Reformsters and their PA GOP friends have been trying to do away with teacher job protections in Pennsylvania for years now, but this year, they took a new approach-- burying the attacks on teacher seniority and tenure in a big bill strapped onto PA's ever-disastrous budget shenanigans.
The budget appears to be just about settled, albeit quietly, so as not to draw attention to how long it had been unsettled (long story short-- this year, for variety's sake, instead of failing to pass a budget, the legislature passed a budget and then a group of House GOP representatives blocked any attempts to fund it). The omnibus education bill has been detached from the budget, but it is still sitting on Governor Wolf's desk, a Frankensteinian heap, a clinking clanking clattering collection of caliginous junk.
|I thought that sounded familiar|
House Bill 178 featuress a whole bunch o'stuff, including but not limited to:
* A bunch of procedural rules for how ESSA plan review shall be handled, mostly aimed at making sure that the legislature has ample opportunity to get their grubby amateur hands on the plan. So that'll be a big help.
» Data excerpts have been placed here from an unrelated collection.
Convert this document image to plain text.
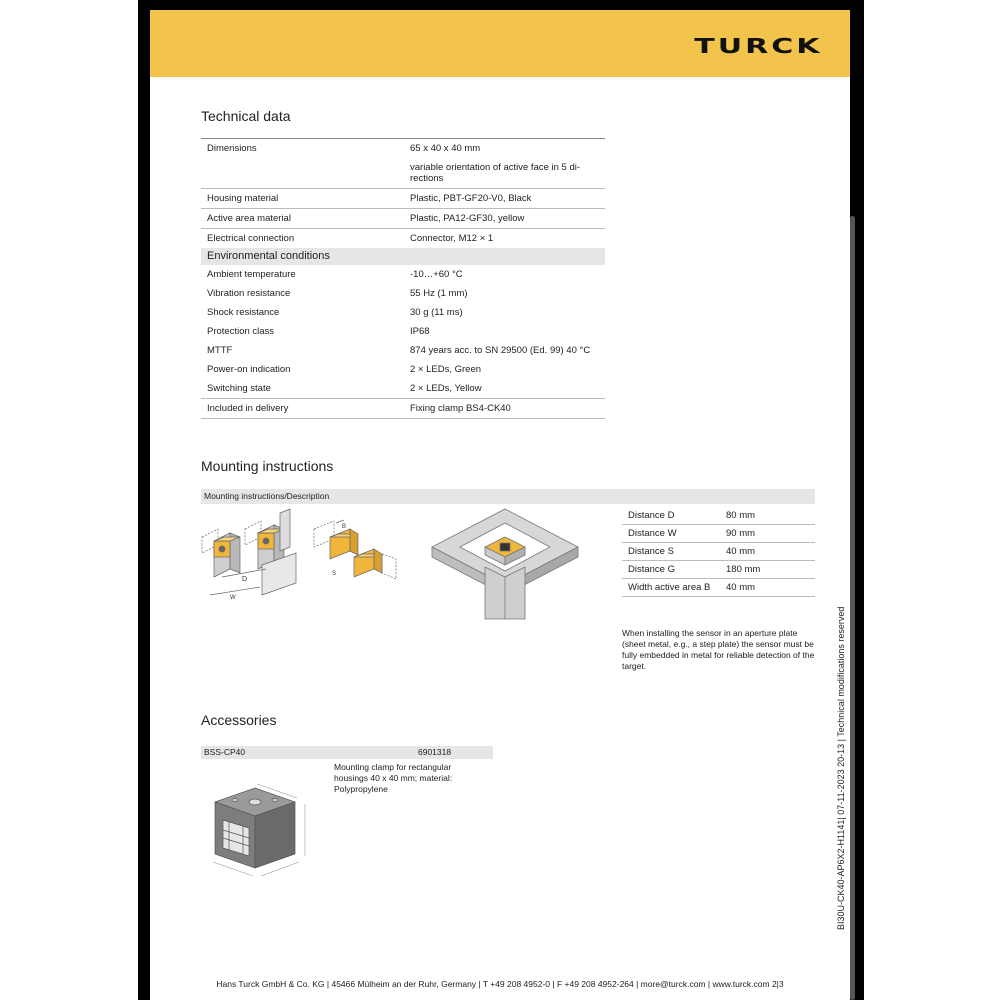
TURCK
Technical data
Dimensions	65 x 40 x 40 mm
	variable orientation of active face in 5 di-
rections
Housing material	Plastic, PBT-GF20-V0, Black
Active area material	Plastic, PA12-GF30, yellow
Electrical connection	Connector, M12 × 1
Environmental conditions	
Ambient temperature	-10…+60 °C
Vibration resistance	55 Hz (1 mm)
Shock resistance	30 g (11 ms)
Protection class	IP68
MTTF	874 years acc. to SN 29500 (Ed. 99) 40 °C
Power-on indication	2 × LEDs, Green
Switching state	2 × LEDs, Yellow
Included in delivery	Fixing clamp BS4-CK40
Mounting instructions
Mounting instructions/Description
D
W
B
S
Distance D	80 mm
Distance W	90 mm
Distance S	40 mm
Distance G	180 mm
Width active area B	40 mm
When installing the sensor in an aperture plate (sheet metal, e.g., a step plate) the sensor must be fully embedded in metal for reliable detection of the target.
Accessories
BSS-CP40	6901318
Mounting clamp for rectangular housings 40 x 40 mm; material: Polypropylene
Hans Turck GmbH & Co. KG | 45466 Mülheim an der Ruhr, Germany | T +49 208 4952-0 | F +49 208 4952-264 | more@turck.com | www.turck.com 2|3
BI30U-CK40-AP6X2-H1141| 07-11-2023 20-13 | Technical modifications reserved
* A requirement for all new school board members to get a training from the Ed department
* Training programs for charter school trustees, too
* Districts under financial watch will have a state overseer to serve as their czar
* Districts may now claim "economic reasons" as a cause for cutting staff (this is added to a list of causes that includes cutting programs, reduced enrollment, or school consolidation). Such cuts may NOT be based on how much a particular teacher is paid, and if a superintendent gets caught violating that rule, he'll get a letter in his permanent file. So, you know, really heavy consequences for that one.
* Districts must suspend an equal percentage of administrators. This seems... tricky. If a district has 100 teachers and 5 administrators and they cut 5 teachers, does that mean they must chop off one principal's arms? Fortunately, the Secretary of Education can waive this requirement if the district's operations are "already sufficiently streamlined" aka "any time he feels like it."
* Some noise about reporting the economic factors and also making sure that staff cuts won't hurt academics, mostly providing the legislature plausible deniability ("We told them not to cut important stuff! Just, you know, teachers.")
* Staff cut for financial reasons MUST BE cut in descending order of recent evaluations. So anyone with two consecutive "unsatisfactory" ratings goes first. This will not help much, as the number of unsatisfactory teachers in PA tends to hover around 200. After that, the district works its way up the evaluation scale. For the time being, teachers are clumped by rating and not precisely ranked by their actual rating. I presume that will come later.
* Presuming they won't get jobs elsewhere, they will be called back in reverse of the order they were laid off.
* No contract can negotiate anything that contradicts these rules.
* I'm not positive, but I think section 1216 would now say that a teacher candidate can't be denied a diploma if they flunk the PRAXIS or similar test.
* No lunch shaming.
* Opioid abuse instruction.
* A bunch of measures to beef up agricultural education.
* The ability for charter schools to manage themselves as chains rather than a series of independent schools owned and operated by the same company.
* And once again kicks the can down the road on using the Keystone exam as a graduation requirement. This keeps happening (the requirement was supposed to kick in last year) because legislators keep being alarmed by how many students would be denied diplomas they have otherwise earned because of this Big Standardized Test. They don't seem to understand that this will never change; somebody needs to go to Harrisburg and explain norm-based assessment to them.
Somebody also needs to read the legislature in on the recent Houston court decision about EVAAS, the OG of VAM systems and the identical twin to the VAM system used in PA (PVAAS). In that decision, the court ruled that using the VAM system as a means of terminating teachers was nuts and indefensible. The system for suspending teachers in this bill are not quite as severe as Houston's, but if this bill becomes law, I expect we'll be in court soon enough.
If you are in Pennsylvania, please join me in tweeting, emailing and calling the governor to encourage him not to sign this thick slice of baloney. This is not what education in Pennsylvania needs. It remains to be seen exactly which internal organs the legislature lacks.